Second approach: We can apply the Inclusion-Exclusion Principle by considering pairs of identical letters. The total number of distinguishable arrangements of the seven letters of the word SUCCESS is
$$\frac{7!}{3!2!}$$
where the $3!$ in the denominator represents the number of ways we could permute the three S's within a given arrangement without producing an arrangement that is distinguishable from the given arrangement and the $2!$ in the denominator represents the number of ways we could permute the two C's within a given arrangement without producing an arrangement that is distinguishable from the given arrangement.
We now exclude arrangements in which pairs of identical letters are adjacent.
One pair of adjacent identical letters
A pair of consecutive C's: Treat the double C as a single letter, so we are arranging the six objects S, S, S, U, E, CC, which can be done in
$$\frac{6!}{3!}$$
distinguishable ways.
A pair of consecutive S's: Treat a double S as a single letter, so we are arranging the six objects SS, S, U, E, C, C, which can be done in $$\frac{6!}{2!}$$
distinguishable ways.
Two pairs of identical letters
A pair of consecutive C's and a pair of consecutive S's: We must arrange CC, SS, S, U, E, which can be done in $$5!$$ ways.

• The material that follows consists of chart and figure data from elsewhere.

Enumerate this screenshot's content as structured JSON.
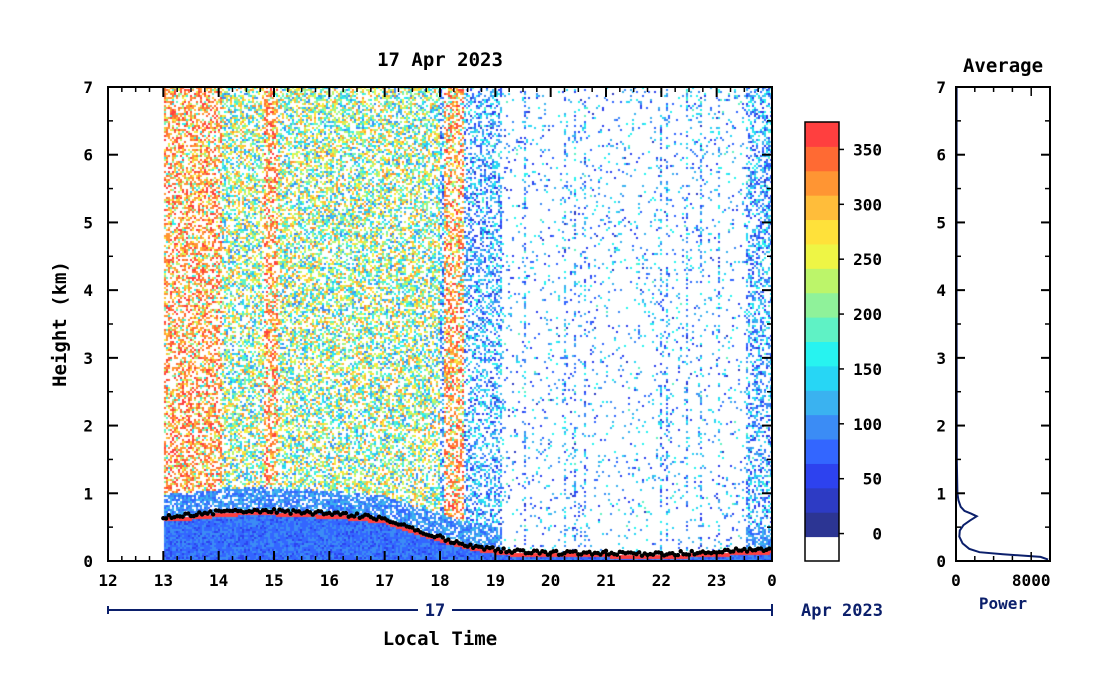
{
  "title": "17 Apr 2023",
  "avg_title": "Average",
  "xlabel": "Local Time",
  "ylabel": "Height (km)",
  "avg_xlabel": "Power",
  "date_day": "17",
  "date_month": "Apr 2023",
  "colors": {
    "frame": "#000000",
    "date_line": "#0b1f6b",
    "profile": "#0b1f6b",
    "background": "#ffffff"
  },
  "chart_data": [
    {
      "type": "heatmap",
      "title": "17 Apr 2023",
      "xlabel": "Local Time",
      "ylabel": "Height (km)",
      "x_ticks": [
        "12",
        "13",
        "14",
        "15",
        "16",
        "17",
        "18",
        "19",
        "20",
        "21",
        "22",
        "23",
        "0"
      ],
      "x_range_hours": [
        12,
        24
      ],
      "y_ticks": [
        "0",
        "1",
        "2",
        "3",
        "4",
        "5",
        "6",
        "7"
      ],
      "ylim": [
        0,
        7
      ],
      "data_start_hour": 13.0,
      "colorbar": {
        "ticks": [
          "0",
          "50",
          "100",
          "150",
          "200",
          "250",
          "300",
          "350"
        ],
        "tick_values": [
          0,
          50,
          100,
          150,
          200,
          250,
          300,
          350
        ],
        "range": [
          -25,
          375
        ],
        "colors": [
          "#ffffff",
          "#2c3593",
          "#2d3bc4",
          "#2d42ef",
          "#3366ff",
          "#3b8cf5",
          "#3ab2f0",
          "#27d6f5",
          "#27f3f0",
          "#5ff2c5",
          "#8ff29a",
          "#bcf56a",
          "#eef545",
          "#ffe13a",
          "#ffbd3a",
          "#ff9533",
          "#ff6a33",
          "#ff3f3f"
        ]
      },
      "features": {
        "boundary_layer_top_km": [
          [
            13.0,
            0.65
          ],
          [
            13.5,
            0.68
          ],
          [
            14.0,
            0.72
          ],
          [
            14.5,
            0.75
          ],
          [
            15.0,
            0.74
          ],
          [
            15.5,
            0.72
          ],
          [
            16.0,
            0.7
          ],
          [
            16.5,
            0.67
          ],
          [
            17.0,
            0.62
          ],
          [
            17.4,
            0.5
          ],
          [
            18.2,
            0.3
          ],
          [
            18.6,
            0.22
          ],
          [
            19.2,
            0.15
          ],
          [
            20.0,
            0.12
          ],
          [
            21.0,
            0.12
          ],
          [
            22.0,
            0.1
          ],
          [
            23.0,
            0.14
          ],
          [
            24.0,
            0.18
          ]
        ],
        "high_noise_periods_hours": [
          [
            13.0,
            14.05
          ],
          [
            14.8,
            15.05
          ],
          [
            18.05,
            18.4
          ]
        ],
        "clear_period_hours": [
          19.1,
          23.5
        ]
      }
    },
    {
      "type": "line",
      "title": "Average",
      "xlabel": "Power",
      "x_ticks": [
        "0",
        "8000"
      ],
      "xlim": [
        0,
        10000
      ],
      "y_ticks": [
        "0",
        "1",
        "2",
        "3",
        "4",
        "5",
        "6",
        "7"
      ],
      "ylim": [
        0,
        7
      ],
      "profile": [
        {
          "h": 0.02,
          "p": 9800
        },
        {
          "h": 0.06,
          "p": 9000
        },
        {
          "h": 0.1,
          "p": 5000
        },
        {
          "h": 0.13,
          "p": 2500
        },
        {
          "h": 0.18,
          "p": 1400
        },
        {
          "h": 0.26,
          "p": 700
        },
        {
          "h": 0.36,
          "p": 350
        },
        {
          "h": 0.45,
          "p": 400
        },
        {
          "h": 0.53,
          "p": 800
        },
        {
          "h": 0.6,
          "p": 1500
        },
        {
          "h": 0.66,
          "p": 2200
        },
        {
          "h": 0.7,
          "p": 1600
        },
        {
          "h": 0.74,
          "p": 900
        },
        {
          "h": 0.8,
          "p": 500
        },
        {
          "h": 0.9,
          "p": 250
        },
        {
          "h": 1.0,
          "p": 150
        },
        {
          "h": 1.5,
          "p": 90
        },
        {
          "h": 2.5,
          "p": 70
        },
        {
          "h": 4.0,
          "p": 65
        },
        {
          "h": 5.5,
          "p": 60
        },
        {
          "h": 7.0,
          "p": 60
        }
      ]
    }
  ]
}
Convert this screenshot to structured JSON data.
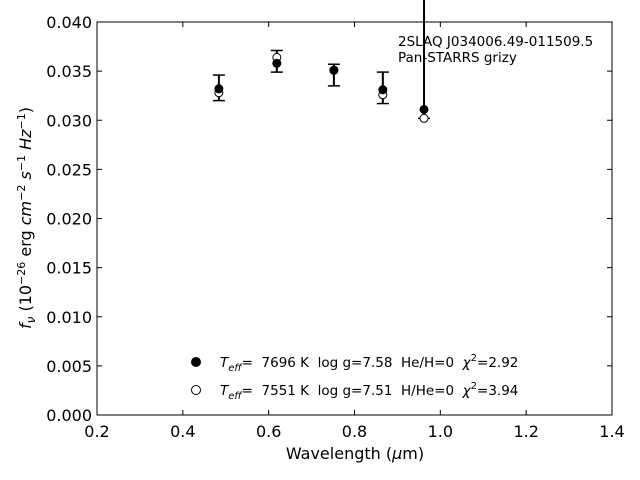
{
  "chart_data": {
    "type": "scatter",
    "xlabel_main": "Wavelength (",
    "xlabel_unit_mu": "μ",
    "xlabel_unit_rest": "m)",
    "ylabel_f": "f",
    "ylabel_nu": "ν",
    "ylabel_open": " (10",
    "ylabel_exp26": "−26",
    "ylabel_erg": " erg ",
    "ylabel_cm": "cm",
    "ylabel_exp2": "−2",
    "ylabel_s": " s",
    "ylabel_exp1a": "−1",
    "ylabel_hz": " Hz",
    "ylabel_exp1b": "−1",
    "ylabel_close": ")",
    "xlim": [
      0.2,
      1.4
    ],
    "ylim": [
      0.0,
      0.04
    ],
    "x_ticks": [
      "0.2",
      "0.4",
      "0.6",
      "0.8",
      "1.0",
      "1.2",
      "1.4"
    ],
    "y_ticks": [
      "0.000",
      "0.005",
      "0.010",
      "0.015",
      "0.020",
      "0.025",
      "0.030",
      "0.035",
      "0.040"
    ],
    "annotation_lines": [
      "2SLAQ J034006.49-011509.5",
      "Pan-STARRS grizy"
    ],
    "observed": {
      "x": [
        0.484,
        0.619,
        0.752,
        0.866,
        0.962
      ],
      "y": [
        0.0333,
        0.036,
        0.0346,
        0.0333,
        0.0367
      ],
      "yerr": [
        0.0013,
        0.0011,
        0.0011,
        0.0016,
        0.0065
      ]
    },
    "series": [
      {
        "filled": true,
        "x": [
          0.484,
          0.619,
          0.752,
          0.866,
          0.962
        ],
        "y": [
          0.0332,
          0.0358,
          0.0351,
          0.0331,
          0.0311
        ]
      },
      {
        "filled": false,
        "x": [
          0.484,
          0.619,
          0.752,
          0.866,
          0.962
        ],
        "y": [
          0.0328,
          0.0364,
          0.0351,
          0.0326,
          0.0302
        ]
      }
    ],
    "legend": [
      {
        "marker": "filled",
        "t_symbol": "T",
        "t_sub": "eff",
        "teff_text": "=  7696 K  log g=7.58  He/H=0  ",
        "chi": "χ",
        "chi_sup": "2",
        "chi_val": "=2.92"
      },
      {
        "marker": "open",
        "t_symbol": "T",
        "t_sub": "eff",
        "teff_text": "=  7551 K  log g=7.51  H/He=0  ",
        "chi": "χ",
        "chi_sup": "2",
        "chi_val": "=3.94"
      }
    ]
  }
}
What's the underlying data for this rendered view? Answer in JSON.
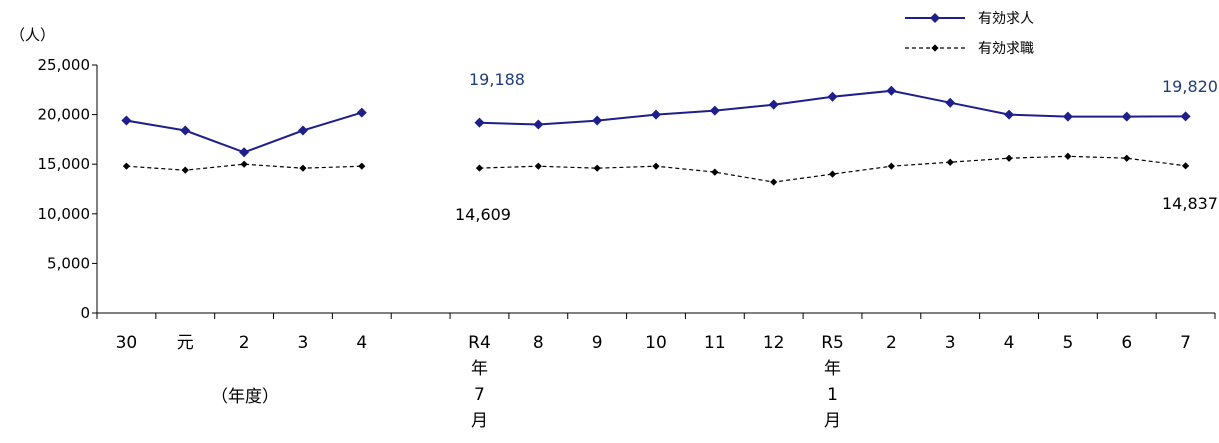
{
  "chart_data": {
    "type": "line",
    "unit_label": "（人）",
    "year_axis_label": "（年度）",
    "ylim": [
      0,
      25000
    ],
    "yticks": [
      {
        "value": 0,
        "label": "0"
      },
      {
        "value": 5000,
        "label": "5,000"
      },
      {
        "value": 10000,
        "label": "10,000"
      },
      {
        "value": 15000,
        "label": "15,000"
      },
      {
        "value": 20000,
        "label": "20,000"
      },
      {
        "value": 25000,
        "label": "25,000"
      }
    ],
    "categories": [
      {
        "label": "30",
        "extra": []
      },
      {
        "label": "元",
        "extra": []
      },
      {
        "label": "2",
        "extra": []
      },
      {
        "label": "3",
        "extra": []
      },
      {
        "label": "4",
        "extra": []
      },
      {
        "label": "",
        "extra": []
      },
      {
        "label": "R4",
        "extra": [
          "年",
          "7",
          "月"
        ]
      },
      {
        "label": "8",
        "extra": []
      },
      {
        "label": "9",
        "extra": []
      },
      {
        "label": "10",
        "extra": []
      },
      {
        "label": "11",
        "extra": []
      },
      {
        "label": "12",
        "extra": []
      },
      {
        "label": "R5",
        "extra": [
          "年",
          "1",
          "月"
        ]
      },
      {
        "label": "2",
        "extra": []
      },
      {
        "label": "3",
        "extra": []
      },
      {
        "label": "4",
        "extra": []
      },
      {
        "label": "5",
        "extra": []
      },
      {
        "label": "6",
        "extra": []
      },
      {
        "label": "7",
        "extra": []
      }
    ],
    "series": [
      {
        "name": "有効求人",
        "color": "#1F1F8C",
        "style": "solid",
        "segments": [
          {
            "start": 0,
            "values": [
              19400,
              18400,
              16200,
              18400,
              20200
            ]
          },
          {
            "start": 6,
            "values": [
              19188,
              19000,
              19400,
              20000,
              20400,
              21000,
              21800,
              22400,
              21200,
              20000,
              19800,
              19800,
              19820
            ]
          }
        ]
      },
      {
        "name": "有効求職",
        "color": "#000000",
        "style": "dashed",
        "segments": [
          {
            "start": 0,
            "values": [
              14800,
              14400,
              15000,
              14600,
              14800
            ]
          },
          {
            "start": 6,
            "values": [
              14609,
              14800,
              14600,
              14800,
              14200,
              13200,
              14000,
              14800,
              15200,
              15600,
              15800,
              15600,
              14837
            ]
          }
        ]
      }
    ],
    "annotations": [
      {
        "text": "19,188",
        "series": 0,
        "category": 6
      },
      {
        "text": "19,820",
        "series": 0,
        "category": 18
      },
      {
        "text": "14,609",
        "series": 1,
        "category": 6
      },
      {
        "text": "14,837",
        "series": 1,
        "category": 18
      }
    ]
  }
}
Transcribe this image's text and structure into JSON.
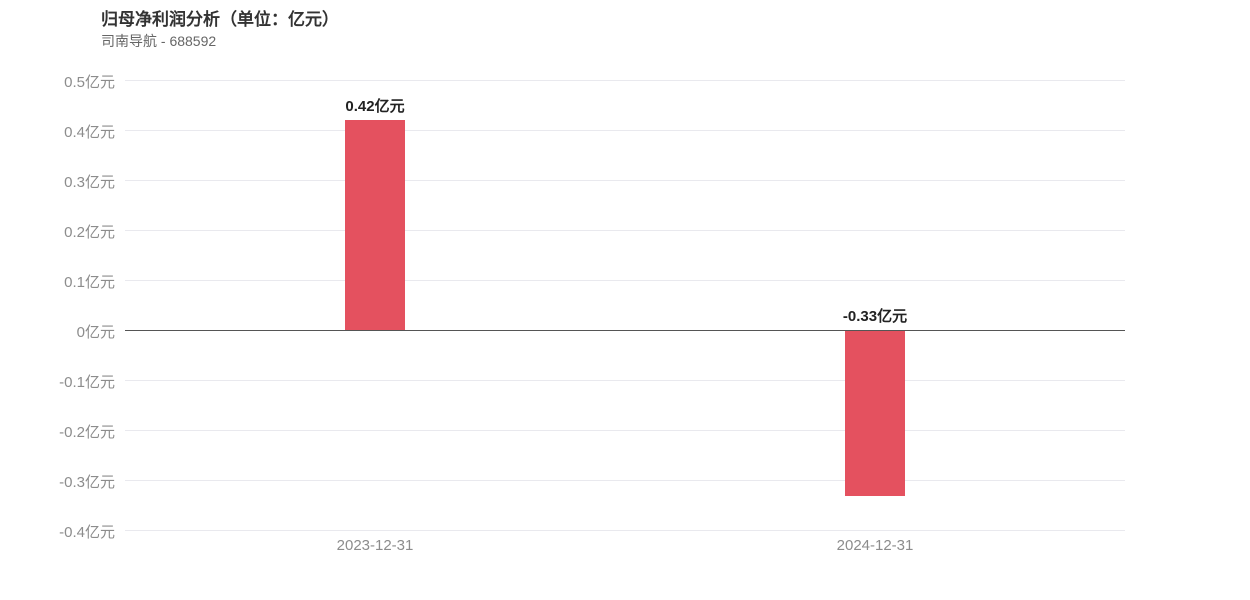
{
  "header": {
    "title": "归母净利润分析（单位：亿元）",
    "subtitle": "司南导航 - 688592"
  },
  "chart_data": {
    "type": "bar",
    "title": "归母净利润分析（单位：亿元）",
    "subtitle": "司南导航 - 688592",
    "categories": [
      "2023-12-31",
      "2024-12-31"
    ],
    "values": [
      0.42,
      -0.33
    ],
    "data_labels": [
      "0.42亿元",
      "-0.33亿元"
    ],
    "xlabel": "",
    "ylabel": "",
    "ylim": [
      -0.4,
      0.5
    ],
    "ytick_step": 0.1,
    "ytick_labels": [
      "0.5亿元",
      "0.4亿元",
      "0.3亿元",
      "0.2亿元",
      "0.1亿元",
      "0亿元",
      "-0.1亿元",
      "-0.2亿元",
      "-0.3亿元",
      "-0.4亿元"
    ],
    "grid": true,
    "legend_position": "none",
    "colors": {
      "bar": "#e4515f",
      "grid_line": "#e9e9ee",
      "zero_line": "#555555",
      "title_text": "#333333",
      "subtitle_text": "#666666",
      "axis_text": "#8c8c8c",
      "data_label_text": "#222222",
      "background": "#ffffff"
    }
  }
}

Two pair of consecutive S's: Since there are only three S's in SUCCESS, the two pairs of consecutive S's must be a block of three consecutive S's. Thus, we must arrange the five objects SSS, C, C, U, E, which can be done in
$$\frac{5!}{2!}$$
distinguishable ways.
Three pairs of consecutive identical letters
A pair of consecutive C's and two pairs of consecutive S's: This can only occur if there is a double C and a triple S, so we must arrange the four objects CC, SSS, U, E, which can be done in
$$4!$$
distinguishable ways.
By the Inclusion-Exclusion Principle, the number of distinguishable arrangements of the letters of the word SUCCESS in which no two consecutive letters are identical is
$$\frac{7!}{2!3!} - \frac{6!}{3!} - \frac{6!}{2!} + 5! + \frac{5!}{2!} - 4! = 96$$
The answer to which you linked requires a much deeper knowledge of mathematics than that described in your post.
Best Answer
Ignore the C's for the moment and arrange the remaining letters. There are $\frac{12!}{5!3!2!}=332640$ ways to do this.
Now consider the thirteen spaces between and beyond the letters – at most one C may be inserted into each space, so given an arrangement of the other letters there are $\binom{13}3=286$ ways to add C's.
The total number of admissible combinations is thus $332640×286=95135040$.